Everyone tells me things are going to get better but in fact things get worse. I trust no one anymore and I don’t know where to go. I think life is truly pointless. I don’t enjoy doing anything for myself. I can barely sleep. And I basically have no one else in this world
Why tell me these things: Everyone... - Anxiety and Depre...
Hi. I hate it when people tell me that too. I try to be better. I've learned how to make people believe I'm better. I guess im a good liar. the only thing I have is my daughter. I am married, but he seems to have forgotten that I need support, and i believe he is cheating. My heart hurts.
My heart hurts for you. It's ok to crawl inside yourself. Just dont stay there too long
At least you have a husband and a kid. I’m all alone
I wish I was alone. I'm pretty sure my husband is cheating on me, but all I've got is my gut and no evidence. Accept he hasn't been intimate with me for weeks. Hasn't expressed any love for me. But he did tell me he doesn't like coming home to me... yay... at least if he wasn't there I wouldn't be walking and eggshells waiting for the other shoe to drop. I can never see a positive outlook. Like it's always bad.... because I want to prepare for the bad ya know?
I get that but I haven’t been in a relationship over 3 months I’d rather have a long toxic relationship just to be with someone to try to work things out than being all alone trying to figure this shit out alone
I've been with my husband for 11 years. He is extremely toxic. But I stay because I don't believe I'm good enough to love. And I deserve the negative way he treats me
One you definitely do, two I’m probably no better than your toxic husband because I let my anger get in my way all the time and that’s my downfall and makes me a terrible person
I have terrible self esteem. And no confidence. Try my best to manage my depression and anxiety. I need a lot of reassurance and I never get it. Which causes those negative thoughts. I'm sure your not as bad as you think.
Why did you have such anger problems?
Everyone leaves me and it hurts so bad. I just want to feel wanted by someone. I don’t want to die alone and I don’t want to become abusive. I just want to be loved and forgiven and to truly be able to work things out
I am sorry you are suffering. Sounds like it might be helpful to have a good honest talk with him. He needs to know how you feel. Holding things in is never good for me.

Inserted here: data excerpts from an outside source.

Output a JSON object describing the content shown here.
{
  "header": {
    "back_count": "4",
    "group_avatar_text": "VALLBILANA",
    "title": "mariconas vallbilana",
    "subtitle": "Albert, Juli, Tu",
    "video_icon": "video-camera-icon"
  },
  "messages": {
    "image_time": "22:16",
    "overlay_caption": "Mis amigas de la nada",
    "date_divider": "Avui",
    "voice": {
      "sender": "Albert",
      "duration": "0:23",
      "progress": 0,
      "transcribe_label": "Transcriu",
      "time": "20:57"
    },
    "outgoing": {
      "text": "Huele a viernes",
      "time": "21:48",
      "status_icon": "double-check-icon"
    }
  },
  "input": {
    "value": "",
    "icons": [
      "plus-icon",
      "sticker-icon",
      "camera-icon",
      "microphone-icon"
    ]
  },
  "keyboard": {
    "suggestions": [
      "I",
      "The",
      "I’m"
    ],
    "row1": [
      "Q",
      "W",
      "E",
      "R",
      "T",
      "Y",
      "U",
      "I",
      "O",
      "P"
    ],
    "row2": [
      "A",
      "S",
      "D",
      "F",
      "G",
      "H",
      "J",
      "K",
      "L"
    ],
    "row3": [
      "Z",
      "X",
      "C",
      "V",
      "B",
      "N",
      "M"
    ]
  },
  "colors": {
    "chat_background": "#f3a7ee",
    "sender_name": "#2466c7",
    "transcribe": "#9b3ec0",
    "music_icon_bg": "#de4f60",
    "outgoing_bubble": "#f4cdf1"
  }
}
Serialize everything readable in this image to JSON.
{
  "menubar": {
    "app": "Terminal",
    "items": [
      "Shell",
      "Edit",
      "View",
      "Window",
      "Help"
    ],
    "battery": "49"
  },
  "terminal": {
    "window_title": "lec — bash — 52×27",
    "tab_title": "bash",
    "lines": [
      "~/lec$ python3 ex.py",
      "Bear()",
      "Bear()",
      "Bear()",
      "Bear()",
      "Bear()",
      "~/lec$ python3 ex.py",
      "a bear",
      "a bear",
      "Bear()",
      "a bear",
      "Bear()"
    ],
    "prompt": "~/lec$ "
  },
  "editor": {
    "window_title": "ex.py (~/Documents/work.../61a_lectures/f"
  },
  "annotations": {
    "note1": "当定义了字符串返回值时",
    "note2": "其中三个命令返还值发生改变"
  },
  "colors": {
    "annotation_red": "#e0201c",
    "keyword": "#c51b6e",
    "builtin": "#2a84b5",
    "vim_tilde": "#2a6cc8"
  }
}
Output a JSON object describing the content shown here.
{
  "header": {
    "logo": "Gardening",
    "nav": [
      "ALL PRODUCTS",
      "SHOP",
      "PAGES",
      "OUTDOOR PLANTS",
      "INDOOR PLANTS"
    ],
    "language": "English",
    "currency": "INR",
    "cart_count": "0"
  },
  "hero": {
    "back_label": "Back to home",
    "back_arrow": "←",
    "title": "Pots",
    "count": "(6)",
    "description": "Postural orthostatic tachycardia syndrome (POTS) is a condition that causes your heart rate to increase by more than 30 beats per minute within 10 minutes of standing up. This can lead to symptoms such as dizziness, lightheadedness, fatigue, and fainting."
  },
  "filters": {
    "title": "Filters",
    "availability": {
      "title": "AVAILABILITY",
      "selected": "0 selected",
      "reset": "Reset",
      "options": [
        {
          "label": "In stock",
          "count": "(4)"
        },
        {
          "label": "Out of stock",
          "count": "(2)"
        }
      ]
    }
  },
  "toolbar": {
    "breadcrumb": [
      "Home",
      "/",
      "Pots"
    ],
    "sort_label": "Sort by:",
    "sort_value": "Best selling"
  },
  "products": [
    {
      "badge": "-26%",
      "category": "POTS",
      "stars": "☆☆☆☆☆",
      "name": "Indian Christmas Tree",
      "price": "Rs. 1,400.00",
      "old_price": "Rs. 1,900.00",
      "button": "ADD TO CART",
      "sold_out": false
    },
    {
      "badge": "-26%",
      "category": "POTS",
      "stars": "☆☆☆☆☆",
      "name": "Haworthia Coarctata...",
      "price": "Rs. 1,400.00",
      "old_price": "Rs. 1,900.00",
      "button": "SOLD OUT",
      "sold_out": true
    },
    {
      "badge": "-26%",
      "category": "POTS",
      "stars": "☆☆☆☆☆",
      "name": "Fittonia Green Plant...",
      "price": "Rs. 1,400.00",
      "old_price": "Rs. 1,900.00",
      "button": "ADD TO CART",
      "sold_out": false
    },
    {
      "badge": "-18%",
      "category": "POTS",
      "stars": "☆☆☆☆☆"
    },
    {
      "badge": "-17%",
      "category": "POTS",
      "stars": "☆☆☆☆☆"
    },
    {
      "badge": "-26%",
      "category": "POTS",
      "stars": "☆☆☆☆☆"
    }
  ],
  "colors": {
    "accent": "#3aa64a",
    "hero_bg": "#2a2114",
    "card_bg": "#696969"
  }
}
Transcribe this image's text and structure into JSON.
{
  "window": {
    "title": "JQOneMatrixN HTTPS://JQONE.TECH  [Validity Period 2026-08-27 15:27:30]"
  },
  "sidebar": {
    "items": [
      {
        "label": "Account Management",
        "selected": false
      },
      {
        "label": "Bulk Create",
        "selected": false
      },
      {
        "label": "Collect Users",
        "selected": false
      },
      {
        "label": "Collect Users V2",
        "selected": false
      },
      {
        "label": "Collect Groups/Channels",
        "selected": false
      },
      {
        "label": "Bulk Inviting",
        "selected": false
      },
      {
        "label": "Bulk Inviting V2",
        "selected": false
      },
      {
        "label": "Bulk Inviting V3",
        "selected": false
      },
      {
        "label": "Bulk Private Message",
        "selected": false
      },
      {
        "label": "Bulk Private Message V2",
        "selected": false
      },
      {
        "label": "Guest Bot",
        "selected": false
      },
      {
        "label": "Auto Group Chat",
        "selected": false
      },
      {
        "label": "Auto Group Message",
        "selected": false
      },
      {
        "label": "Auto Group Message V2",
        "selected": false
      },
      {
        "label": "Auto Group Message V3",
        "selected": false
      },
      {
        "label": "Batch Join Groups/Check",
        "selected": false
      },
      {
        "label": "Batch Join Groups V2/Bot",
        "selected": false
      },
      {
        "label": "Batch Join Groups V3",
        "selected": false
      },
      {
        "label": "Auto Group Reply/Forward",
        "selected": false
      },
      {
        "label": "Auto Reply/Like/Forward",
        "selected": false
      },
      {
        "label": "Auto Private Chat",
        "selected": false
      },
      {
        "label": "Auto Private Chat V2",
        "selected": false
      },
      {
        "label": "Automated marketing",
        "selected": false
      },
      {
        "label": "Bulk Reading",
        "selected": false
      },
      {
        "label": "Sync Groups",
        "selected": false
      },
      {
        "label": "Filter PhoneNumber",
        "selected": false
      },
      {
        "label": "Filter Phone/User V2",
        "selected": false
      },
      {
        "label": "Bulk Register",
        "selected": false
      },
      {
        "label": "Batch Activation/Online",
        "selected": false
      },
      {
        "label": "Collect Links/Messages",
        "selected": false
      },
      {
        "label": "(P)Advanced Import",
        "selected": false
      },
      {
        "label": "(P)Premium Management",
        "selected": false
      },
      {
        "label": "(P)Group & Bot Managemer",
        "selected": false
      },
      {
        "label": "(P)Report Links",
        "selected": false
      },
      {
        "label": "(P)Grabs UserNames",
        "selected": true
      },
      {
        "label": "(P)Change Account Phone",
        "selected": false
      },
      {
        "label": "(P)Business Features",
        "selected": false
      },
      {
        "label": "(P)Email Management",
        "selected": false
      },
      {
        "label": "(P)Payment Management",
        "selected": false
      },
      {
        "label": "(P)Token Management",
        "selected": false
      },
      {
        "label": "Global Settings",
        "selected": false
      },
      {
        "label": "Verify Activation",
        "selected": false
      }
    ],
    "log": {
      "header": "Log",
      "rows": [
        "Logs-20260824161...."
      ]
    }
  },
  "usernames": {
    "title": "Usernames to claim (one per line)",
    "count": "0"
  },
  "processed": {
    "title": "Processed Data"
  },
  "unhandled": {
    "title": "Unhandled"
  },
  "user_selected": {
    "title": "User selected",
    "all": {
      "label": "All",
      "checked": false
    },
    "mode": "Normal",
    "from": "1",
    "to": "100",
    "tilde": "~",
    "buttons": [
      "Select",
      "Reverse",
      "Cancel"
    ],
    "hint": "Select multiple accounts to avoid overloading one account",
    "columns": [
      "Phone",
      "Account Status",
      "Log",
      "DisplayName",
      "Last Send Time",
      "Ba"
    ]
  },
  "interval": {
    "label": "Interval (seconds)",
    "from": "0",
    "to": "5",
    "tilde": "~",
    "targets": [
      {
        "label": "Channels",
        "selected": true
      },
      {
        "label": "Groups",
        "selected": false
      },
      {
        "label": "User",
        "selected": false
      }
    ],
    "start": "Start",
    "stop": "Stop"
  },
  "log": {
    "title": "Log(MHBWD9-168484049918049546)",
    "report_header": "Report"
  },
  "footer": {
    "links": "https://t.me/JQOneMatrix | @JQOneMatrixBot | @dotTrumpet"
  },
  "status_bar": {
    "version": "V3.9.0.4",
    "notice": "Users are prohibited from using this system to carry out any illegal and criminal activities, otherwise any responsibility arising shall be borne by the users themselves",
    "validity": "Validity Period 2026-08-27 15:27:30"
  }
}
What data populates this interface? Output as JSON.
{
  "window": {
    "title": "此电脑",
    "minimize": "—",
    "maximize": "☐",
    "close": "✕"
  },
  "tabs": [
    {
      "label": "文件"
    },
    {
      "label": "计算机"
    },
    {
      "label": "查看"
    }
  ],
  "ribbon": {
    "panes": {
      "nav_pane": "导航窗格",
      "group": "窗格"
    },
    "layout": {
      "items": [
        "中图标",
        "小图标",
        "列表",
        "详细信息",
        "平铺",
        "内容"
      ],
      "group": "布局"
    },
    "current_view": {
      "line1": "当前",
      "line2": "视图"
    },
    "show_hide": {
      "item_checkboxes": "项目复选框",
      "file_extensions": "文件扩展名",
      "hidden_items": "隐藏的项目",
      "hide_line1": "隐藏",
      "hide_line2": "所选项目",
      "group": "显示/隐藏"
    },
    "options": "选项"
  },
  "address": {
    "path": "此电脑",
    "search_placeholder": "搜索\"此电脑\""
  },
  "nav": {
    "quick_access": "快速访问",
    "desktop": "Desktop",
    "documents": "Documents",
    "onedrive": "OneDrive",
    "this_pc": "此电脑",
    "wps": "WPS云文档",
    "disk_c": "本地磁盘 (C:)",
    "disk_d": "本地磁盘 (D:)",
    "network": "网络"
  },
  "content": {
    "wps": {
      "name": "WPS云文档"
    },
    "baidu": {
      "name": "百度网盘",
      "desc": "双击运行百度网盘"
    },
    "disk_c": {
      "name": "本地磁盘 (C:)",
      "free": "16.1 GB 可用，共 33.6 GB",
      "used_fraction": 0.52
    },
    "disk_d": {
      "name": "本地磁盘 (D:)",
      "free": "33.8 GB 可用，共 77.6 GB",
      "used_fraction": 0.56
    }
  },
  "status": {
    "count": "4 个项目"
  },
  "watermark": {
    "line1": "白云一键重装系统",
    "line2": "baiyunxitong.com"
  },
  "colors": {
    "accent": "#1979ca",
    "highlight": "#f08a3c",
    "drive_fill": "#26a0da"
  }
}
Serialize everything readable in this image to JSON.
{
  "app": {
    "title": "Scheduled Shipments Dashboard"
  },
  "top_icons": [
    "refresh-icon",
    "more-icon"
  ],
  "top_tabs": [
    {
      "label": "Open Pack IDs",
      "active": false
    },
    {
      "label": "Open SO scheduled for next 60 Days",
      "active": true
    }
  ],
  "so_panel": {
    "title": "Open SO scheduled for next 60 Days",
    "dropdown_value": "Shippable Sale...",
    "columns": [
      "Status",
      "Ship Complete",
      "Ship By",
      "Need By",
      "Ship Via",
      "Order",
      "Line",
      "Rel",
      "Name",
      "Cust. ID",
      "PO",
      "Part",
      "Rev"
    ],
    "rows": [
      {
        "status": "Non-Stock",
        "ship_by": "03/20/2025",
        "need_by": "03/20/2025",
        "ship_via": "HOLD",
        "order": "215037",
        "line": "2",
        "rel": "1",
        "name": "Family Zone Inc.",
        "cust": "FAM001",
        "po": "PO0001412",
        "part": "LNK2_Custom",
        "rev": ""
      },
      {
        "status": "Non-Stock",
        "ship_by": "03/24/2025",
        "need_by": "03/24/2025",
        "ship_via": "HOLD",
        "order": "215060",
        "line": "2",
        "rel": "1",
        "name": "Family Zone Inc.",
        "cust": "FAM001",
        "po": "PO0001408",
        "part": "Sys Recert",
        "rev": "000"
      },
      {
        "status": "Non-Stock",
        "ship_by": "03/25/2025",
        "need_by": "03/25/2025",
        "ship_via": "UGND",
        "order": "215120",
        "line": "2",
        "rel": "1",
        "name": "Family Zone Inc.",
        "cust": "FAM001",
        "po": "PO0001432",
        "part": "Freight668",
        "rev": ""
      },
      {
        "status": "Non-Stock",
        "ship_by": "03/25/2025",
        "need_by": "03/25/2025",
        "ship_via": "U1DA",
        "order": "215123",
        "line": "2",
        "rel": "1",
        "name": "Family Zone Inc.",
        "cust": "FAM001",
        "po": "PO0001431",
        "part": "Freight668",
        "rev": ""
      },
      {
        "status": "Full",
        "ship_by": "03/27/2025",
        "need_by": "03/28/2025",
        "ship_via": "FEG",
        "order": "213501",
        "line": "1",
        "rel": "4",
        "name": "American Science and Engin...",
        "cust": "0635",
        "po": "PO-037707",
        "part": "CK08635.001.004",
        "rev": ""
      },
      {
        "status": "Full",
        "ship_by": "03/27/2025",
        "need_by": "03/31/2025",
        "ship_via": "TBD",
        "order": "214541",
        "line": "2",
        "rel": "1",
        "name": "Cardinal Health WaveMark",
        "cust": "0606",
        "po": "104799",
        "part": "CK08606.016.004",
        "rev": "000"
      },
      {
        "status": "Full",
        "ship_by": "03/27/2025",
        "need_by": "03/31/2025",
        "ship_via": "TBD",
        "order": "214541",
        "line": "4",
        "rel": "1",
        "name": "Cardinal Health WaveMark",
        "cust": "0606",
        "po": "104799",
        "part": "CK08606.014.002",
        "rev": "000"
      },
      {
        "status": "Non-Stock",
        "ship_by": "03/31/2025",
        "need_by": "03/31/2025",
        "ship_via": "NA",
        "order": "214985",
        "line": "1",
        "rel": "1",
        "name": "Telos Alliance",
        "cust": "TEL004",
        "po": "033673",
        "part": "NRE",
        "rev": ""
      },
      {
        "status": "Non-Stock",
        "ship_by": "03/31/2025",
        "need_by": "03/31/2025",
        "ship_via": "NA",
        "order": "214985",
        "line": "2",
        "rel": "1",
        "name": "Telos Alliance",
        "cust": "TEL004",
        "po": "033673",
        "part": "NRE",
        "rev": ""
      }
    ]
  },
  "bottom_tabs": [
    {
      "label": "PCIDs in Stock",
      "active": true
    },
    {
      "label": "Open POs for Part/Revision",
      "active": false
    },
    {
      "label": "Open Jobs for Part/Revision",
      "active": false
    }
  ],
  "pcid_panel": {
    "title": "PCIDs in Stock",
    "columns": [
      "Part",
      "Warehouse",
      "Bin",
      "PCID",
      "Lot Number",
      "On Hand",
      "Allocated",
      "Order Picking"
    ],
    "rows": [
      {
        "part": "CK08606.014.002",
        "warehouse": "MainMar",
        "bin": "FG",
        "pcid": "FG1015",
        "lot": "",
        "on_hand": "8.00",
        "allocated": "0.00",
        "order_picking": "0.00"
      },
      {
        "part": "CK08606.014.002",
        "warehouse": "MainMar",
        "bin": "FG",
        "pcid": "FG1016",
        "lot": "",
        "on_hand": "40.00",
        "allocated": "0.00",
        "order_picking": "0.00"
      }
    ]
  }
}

Been there done that lol. Just waiting for him to file for divorce. And then I'll be free. And he will be free and I will never, ever do this shit to myself again. Love is the absolute worst kind of pain. I'm done with it. I'm done with my husband. I just want to sell this damn house and get on with my life by myself. With no one to answer to. No one to care about. I'm just done
Hey there, I'm sorry to hear the way that you feel. I know it can be so annoying when people say things will get better and you see no change. But I think the fact that you joined this support group to be heard is a good step forward. If you keep taking these steps forward I am sure you will find a point to life. Have you tried talking to a therapist about this?
If I'm crossing a boundary you don't want me to by asking this, by all means please tell me. But I'm curious about your anger. Do you get angry for no reason, or are there situations that trigger your anger. Cause I'm one to get angry too, and sometimes it's because I allow my thoughts to get the best of me, but sometimes it's for legit reasons. Now how I handle my anger is probably not the best. And as far as you being bullied, I watched my brother go through that and I can't stand that mess, and I'm so sorry you had to go through that. It changed him as a child and he was very violent at one point because of it. That's horrible. People can be huge a holes.